Weak Test of Accuracy

Here we compare some calculated quantites using TAXCALC to the taxpayer's own calculation by running a regression of the calculated quantity on a constant and the taxpayer calculation. A perfect result has
  • A zero constant
  • A unit coefficient on the taxpayer calculation
  • A high R**2

For this test we exclude returns with the number of dependents censored, part year returns, kiddie tax with gains, compulsory itemizers, Form 4972 or Schedule J.

The Sas code is somewhat more complex than previous examples, due to our desire to print the output in a more compact form than the SAS default. Equivalent Stata code is simpler and achieves the same results

Detailed Results

The OTA results are from an earlier version of the calculator.

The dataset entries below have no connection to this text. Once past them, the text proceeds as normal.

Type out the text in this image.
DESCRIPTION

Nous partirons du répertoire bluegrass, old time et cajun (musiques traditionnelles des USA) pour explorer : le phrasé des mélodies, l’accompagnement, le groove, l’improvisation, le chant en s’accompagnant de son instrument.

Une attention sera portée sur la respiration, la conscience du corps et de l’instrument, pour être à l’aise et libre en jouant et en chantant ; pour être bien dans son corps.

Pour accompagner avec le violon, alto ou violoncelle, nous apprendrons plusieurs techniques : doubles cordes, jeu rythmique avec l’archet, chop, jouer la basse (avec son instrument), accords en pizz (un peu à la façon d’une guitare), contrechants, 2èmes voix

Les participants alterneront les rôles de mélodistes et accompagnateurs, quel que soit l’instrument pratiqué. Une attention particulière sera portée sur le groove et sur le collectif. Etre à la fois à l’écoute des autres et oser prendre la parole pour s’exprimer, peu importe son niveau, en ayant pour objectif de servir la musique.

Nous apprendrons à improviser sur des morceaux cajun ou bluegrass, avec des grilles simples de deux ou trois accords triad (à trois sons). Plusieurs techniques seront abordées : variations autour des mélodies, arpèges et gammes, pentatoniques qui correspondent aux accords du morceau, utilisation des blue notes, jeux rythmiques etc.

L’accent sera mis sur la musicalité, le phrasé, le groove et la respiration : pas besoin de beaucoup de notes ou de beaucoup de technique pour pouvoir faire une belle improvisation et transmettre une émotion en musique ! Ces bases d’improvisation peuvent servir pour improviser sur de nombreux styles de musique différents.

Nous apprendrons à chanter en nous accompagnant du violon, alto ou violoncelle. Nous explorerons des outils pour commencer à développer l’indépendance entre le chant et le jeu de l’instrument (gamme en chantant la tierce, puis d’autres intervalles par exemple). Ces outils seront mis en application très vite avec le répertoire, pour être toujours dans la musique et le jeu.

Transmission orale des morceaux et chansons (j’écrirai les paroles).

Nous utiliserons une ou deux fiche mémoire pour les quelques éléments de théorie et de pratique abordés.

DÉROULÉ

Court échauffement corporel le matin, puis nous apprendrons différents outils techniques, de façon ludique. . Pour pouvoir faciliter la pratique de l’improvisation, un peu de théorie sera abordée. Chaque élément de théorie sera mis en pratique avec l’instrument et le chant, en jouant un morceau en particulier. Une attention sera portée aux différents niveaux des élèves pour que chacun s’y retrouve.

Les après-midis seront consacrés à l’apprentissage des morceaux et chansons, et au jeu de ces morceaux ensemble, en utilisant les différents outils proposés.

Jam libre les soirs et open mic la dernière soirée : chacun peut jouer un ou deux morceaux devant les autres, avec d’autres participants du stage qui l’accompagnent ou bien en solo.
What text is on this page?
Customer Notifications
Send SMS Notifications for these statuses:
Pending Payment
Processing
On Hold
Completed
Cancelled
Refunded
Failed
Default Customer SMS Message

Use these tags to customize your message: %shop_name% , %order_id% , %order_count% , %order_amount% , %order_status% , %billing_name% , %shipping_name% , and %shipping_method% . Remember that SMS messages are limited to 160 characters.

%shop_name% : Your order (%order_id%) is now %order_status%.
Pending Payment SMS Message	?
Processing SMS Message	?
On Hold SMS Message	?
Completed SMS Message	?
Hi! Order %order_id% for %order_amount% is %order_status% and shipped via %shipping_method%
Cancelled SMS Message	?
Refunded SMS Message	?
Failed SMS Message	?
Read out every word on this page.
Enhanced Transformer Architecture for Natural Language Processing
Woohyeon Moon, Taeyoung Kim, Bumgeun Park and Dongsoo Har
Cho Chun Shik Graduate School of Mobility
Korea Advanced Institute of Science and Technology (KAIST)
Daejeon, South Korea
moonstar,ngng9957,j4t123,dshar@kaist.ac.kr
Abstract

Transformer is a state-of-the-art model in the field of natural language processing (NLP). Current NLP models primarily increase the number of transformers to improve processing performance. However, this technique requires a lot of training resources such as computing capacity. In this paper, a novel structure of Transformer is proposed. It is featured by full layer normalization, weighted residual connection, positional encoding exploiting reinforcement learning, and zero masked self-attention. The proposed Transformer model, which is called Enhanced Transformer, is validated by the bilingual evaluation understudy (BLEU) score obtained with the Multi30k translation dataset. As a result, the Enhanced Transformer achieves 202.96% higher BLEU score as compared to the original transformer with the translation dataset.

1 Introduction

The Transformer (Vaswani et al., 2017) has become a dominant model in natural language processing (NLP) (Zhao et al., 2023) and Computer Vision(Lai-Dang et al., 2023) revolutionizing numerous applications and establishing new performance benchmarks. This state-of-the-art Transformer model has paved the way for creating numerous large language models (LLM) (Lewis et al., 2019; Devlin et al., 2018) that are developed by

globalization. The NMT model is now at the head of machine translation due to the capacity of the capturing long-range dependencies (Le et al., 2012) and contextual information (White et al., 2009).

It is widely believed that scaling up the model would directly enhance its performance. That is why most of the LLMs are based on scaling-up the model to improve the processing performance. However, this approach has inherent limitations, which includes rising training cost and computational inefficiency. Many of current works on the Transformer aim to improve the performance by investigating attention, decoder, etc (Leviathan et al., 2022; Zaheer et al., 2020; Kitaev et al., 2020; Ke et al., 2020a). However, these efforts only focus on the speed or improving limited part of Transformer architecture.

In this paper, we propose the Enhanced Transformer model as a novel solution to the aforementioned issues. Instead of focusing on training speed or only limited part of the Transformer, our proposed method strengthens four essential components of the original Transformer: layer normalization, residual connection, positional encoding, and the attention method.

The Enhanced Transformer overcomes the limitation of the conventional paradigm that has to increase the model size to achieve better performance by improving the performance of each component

We do not rule out programming errors. It is difficult to debug code that applies only to the PUF, since disclosure avoidance provides an alternate explanation for most discrepancies.

There are some individual elements for which the calculator result is arguably better than the SOI data.

  • In 2001 the Rate Reduction Credit is excluded from Tax after Credits reported in the PUF, perhaps because it was not credited on the 1040.
  • In 2003 the Child Tax Credit reported by SOI excludes the Advance Credit portion, perhaps because it isn't reported on the 1040.
  • In all years, we create a proxy earnings variable from wages and self-employment income, and use that for EIC earnings, rather than using the supplied EIC earnings value. This is so that calculations of the marginal tax rate on earnings include the EIC phase-in and clawback.
There are some areas where the data is lacking:
  • The 5% and 15% Schedule D rate categories are in effect for only part of 2003, but the PUF does not distinguish time of year for gains.
  • The number of children eligible for the child tax credit is given only 2002+.

The last two links are to the results when the sample is restricted to returns for the prior year, or the year before that. This tests the ability of the code to calculate correct liability for data from another year. As expected the results are somewhat worse than for timely returns, however most R**2s are .99 or better.